Iran welcomes Turkish border wall to block Kurdish militants
The Iranian government on Monday welcomed Turkey's plan to build a 144km wall along its border to prevent the movement of Kurdish groups hostile to Turkey.
The Turkish government announced the move late last week, with Ergun Turan, the head of Turkey's public housing authority, saying it would be complete by October.
Turkey sees these walls as an effective way to stop logistics transfers and the movement of fighters by the Kurdistan Workers' Party (PKK), which is based in the mountainous terrain of northern Iraq’s Qandil region bordering Iran and Turkey.
Iran's foreign ministry spokesman, Bahram Qassemi, said Iran supported any move by Turkey that would improve security.
"The wall will not be built right on the border. It will be in Turkish territory. We welcome any move that increases the security and stability of the border," Qassemi told reporters during his weekly press briefing.
He said Turkish officials had shared the idea of a border wall with their Iranian counterparts before the announcement.

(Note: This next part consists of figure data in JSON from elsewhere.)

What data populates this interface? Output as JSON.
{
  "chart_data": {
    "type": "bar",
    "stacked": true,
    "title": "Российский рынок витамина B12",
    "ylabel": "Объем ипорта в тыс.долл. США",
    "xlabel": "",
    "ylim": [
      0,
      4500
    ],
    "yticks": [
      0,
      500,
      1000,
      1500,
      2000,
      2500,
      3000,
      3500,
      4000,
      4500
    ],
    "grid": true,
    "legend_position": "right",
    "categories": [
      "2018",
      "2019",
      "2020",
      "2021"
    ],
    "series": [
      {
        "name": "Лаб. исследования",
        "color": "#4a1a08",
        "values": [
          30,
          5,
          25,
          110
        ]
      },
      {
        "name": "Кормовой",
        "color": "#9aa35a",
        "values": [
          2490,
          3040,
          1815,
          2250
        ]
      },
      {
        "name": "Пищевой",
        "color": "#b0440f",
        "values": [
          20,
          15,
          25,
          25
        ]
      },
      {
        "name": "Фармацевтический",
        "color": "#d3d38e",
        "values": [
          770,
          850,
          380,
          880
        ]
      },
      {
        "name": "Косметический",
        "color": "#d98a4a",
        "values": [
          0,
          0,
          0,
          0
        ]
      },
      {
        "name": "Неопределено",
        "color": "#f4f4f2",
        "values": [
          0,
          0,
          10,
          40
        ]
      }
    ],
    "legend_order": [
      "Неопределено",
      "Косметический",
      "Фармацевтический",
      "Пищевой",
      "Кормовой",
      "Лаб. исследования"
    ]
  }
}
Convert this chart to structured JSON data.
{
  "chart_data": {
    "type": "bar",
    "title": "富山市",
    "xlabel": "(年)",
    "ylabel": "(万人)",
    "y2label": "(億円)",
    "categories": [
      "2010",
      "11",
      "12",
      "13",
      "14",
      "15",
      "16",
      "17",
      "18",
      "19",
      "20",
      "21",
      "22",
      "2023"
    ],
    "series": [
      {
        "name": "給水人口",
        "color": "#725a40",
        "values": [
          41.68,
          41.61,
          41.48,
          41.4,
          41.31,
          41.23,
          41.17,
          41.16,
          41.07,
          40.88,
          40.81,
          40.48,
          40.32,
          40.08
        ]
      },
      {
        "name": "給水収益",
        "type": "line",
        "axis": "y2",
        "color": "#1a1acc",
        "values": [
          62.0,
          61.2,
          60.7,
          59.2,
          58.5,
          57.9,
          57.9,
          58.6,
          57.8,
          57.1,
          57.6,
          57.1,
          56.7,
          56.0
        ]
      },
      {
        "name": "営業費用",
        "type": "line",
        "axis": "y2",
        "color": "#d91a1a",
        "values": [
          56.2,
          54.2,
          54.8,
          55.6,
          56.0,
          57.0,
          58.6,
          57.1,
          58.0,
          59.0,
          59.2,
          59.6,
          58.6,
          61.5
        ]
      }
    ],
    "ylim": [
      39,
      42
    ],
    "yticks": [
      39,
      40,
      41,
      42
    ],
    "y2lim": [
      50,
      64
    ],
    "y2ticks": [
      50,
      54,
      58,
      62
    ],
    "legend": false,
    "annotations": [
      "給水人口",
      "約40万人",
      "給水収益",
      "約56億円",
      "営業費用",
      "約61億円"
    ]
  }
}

Turkey’s public housing authority has previously constructed a 511km stretch of border wall along the country's 900km border with Syria.
The Turkey-Iran border wall is being constructed with three-metre concrete blocks, which weigh seven tonnes each topped off with a metre of razor wire. The wall will have 15 gates to facilitate official movement between the two countries, according to Turan.
The PKK and its various regional affiliates have often used the difficult terrain along the Turkish-Iranian and Iraqi border to launch raids on Turkish territory.
The Iranian news agency IRNA last week quoted an unnamed Iranian official as welcoming the wall’s construction because it would help the Tehran government tackle the rampant smuggling in the area.
Goods including alcohol, which is illegal in Iran, are smuggled into the country from Turkey and northern Iraq. The smugglers are often the area's Kurds who have networks and contacts in all three countries.
The length of the Turkish-Iranian border is also used as a route by migrants seeking to reach Europe. The migrants who frequently use routes along the Turkish-Iranian border are usually Afghans, Pakistanis and dissident Iranians.
The regime in Tehran is also likely to view the wall as an effective impediment to any possible land assault on its territory from Nato member Turkey as the Donald Trump-led US administration looks to confront Iran in the region.
Turkey's president, Recep Tayyip Erdogan, is set to meet Trump in Washington later on Monday for the first direct talks between the two Nato allies.
Although Iran does not appear to be high on the agenda, the PKK and how Turkey will continue to battle it is expected to be a major item during talks.